Monsieur Kpatindé débute son intervention par un rappel du contexte : le 28 octobre 2014 le Burkina Faso pays était gouverné depuis 27 ans par Blaise Compaoré, compagnon de lutte de Thomas Sankara, qu’il renversa et tua au cours d’un coup d’Etat. Tous les jeunes burkinabés l’ont donc connu que comme président. Le feux fut mis aux poudres à l’annonce d’une révision constitutionnelle visant à augmenter le nombre de mandats présidentiels. La foule est alors descendue dans les rues (1 million de manifestants, pour 17 millions d’habitants). Le 31 octobre Blaise Compaoré démissionne et est extradé, avec l’aide de la France, vers la Côte d’Ivoire.
Le mouvement étant venu des jeunes, de la société civile (à travers des organisations comme Le Balai citoyen), Monsieur Kpatindé les a rencontré et a pu échanger avec eux pour comprendre les causes et les caractéristiques des mobilisations.
I, Les causes :
La population burkinabée est extrêmement jeune : près de 48% de la population a moins de 14 ans, et 65% moins de 25 ans. Le président subissait un phénomène d’usure. Mais la surprise est venue de la mobilisation, pour le moins inattendue. Auparavant l’on descendait dans la rue pour défendre des acquis, ou réclamer des avantages (salaires, droits etc.). Désormais l’on descend aussi pour défendre la constitution.
L’expérience burkinabée influence les mouvements citoyens sur le continent entier qui rêvent de la dupliquer dans leurs Etats.
La spontanéité et la mobilisation populaire s’explique aussi par une méfiance de plus en plus prononcée dans les sociétés africaines envers les partis d’opposition et les syndicats.
II, Caractéristiques des mobilisations :
Plusieurs caractéristiques à ces mouvements :
- Ce sont des mouvements de jeunes
- Ces mouvements sont pacifistes
- Les populations mobilisées sont éduquées, urbaines et connectées aux réseaux sociaux, filmant et diffusant leurs actions : enseignants, avocats, médecins ou étudiants.
- Génération de mélomanes, faisant passer leurs idées par les productions musicales (notamment le chanteur Smockey).
Exportable ou non ?
Cette « seconde révolution d’octobre » est-elle exportable ou non (notamment au Congo Brazzaville actuellement) ? Monsieur Kpatindé pense que oui car les contextes sont similaires : chefs d’Etat anciens (Dos Santos en Angola est au pouvoir depuis 37 ans, Idriss Déby au Tchad depuis près de 26 ans), population jeune et éduquée, mobilisation de la société civile, rejet des partis d’opposition et des syndicats. Des mouvements citoyens et populaires au Gabon, au Burundi, en République Démocratique du Congo fleurissent d’ailleurs, mais commettent les mêmes erreurs que celles des années 1990 (Conférence Nationale du Bénin) : vouloir imiter une révolution, sans l’adapter au contexte local.

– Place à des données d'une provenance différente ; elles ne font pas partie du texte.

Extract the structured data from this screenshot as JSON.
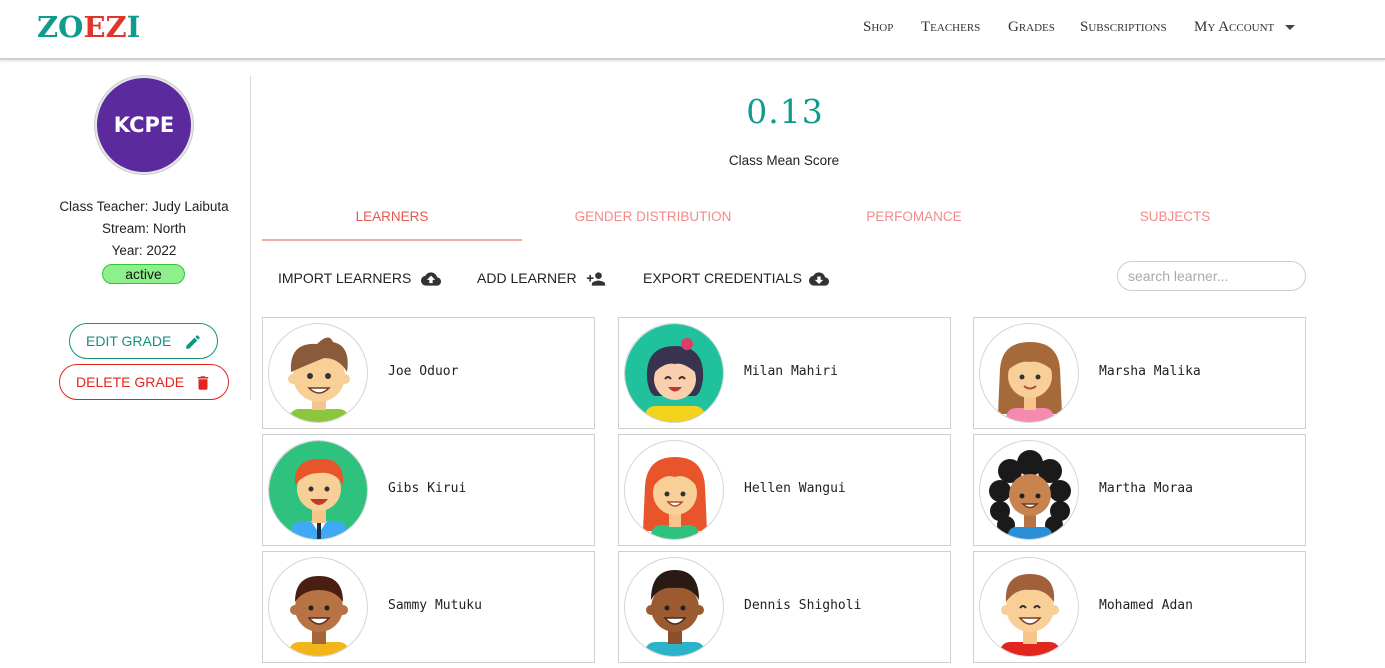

Au contraire, la révolution burkinabé a connu une intervention des Etats extérieurs (fortes pressions françaises pour le départ de Blaise Compaoré). Intervention peu évoquée : le travail de l’ambassadeur étasunien qui a suivi la montée des mouvements populaires dès leurs débuts et leur a apporté son aide. La première visite officielle au Burkina Faso après la chute de Blaise Compaoré fut celle de Bisa Williams, sous-secrétaire d’Etat aux Affaires Africaines des Etats-Unis d’Amérique.
Questions :
Une large place de l’intervention fut laissée aux échanges et aux questions de l’assistance, dont les plus significatives sont rapportées ici
Intervention extérieure souhaitable ? La révolution américaine est possible par l’aide française. Ce qui est souhaitable, c’est que la dynamique soit interne et que tout parte de l’intérieur. Si l’intervention extérieure aide à l’installation de la démocratie, alors banco.
Dictateur rançon de la paix ethnique ? Un dictateur n’est pas à l’abri d’un incident et d’une mort prématurée : il vaut mieux anticiper. il faut que la démocratie s’installe, que les gens votent et que les institutions se rôdent.
Liens entre les mouvements des jeunes et les fondations américaines, et montée d’une « américafrique » ? La question de Sankara ne fut pas abordée c’est vrai car pour les membres de Le Balai citoyen la figure tutélaire est avant tout Mandela avant Sankara (et le mouvement n’a pas appelé à voter pour le candidat sankariste). Les liens existent, ils ne se cachent pas. Mais l’essentiel est de savoir si les africains agissent de manière libre et autonome.
Place des femmes dans les mouvements citoyens ? Aucune place dans les structures dirigeantes, ce qui est étonnant.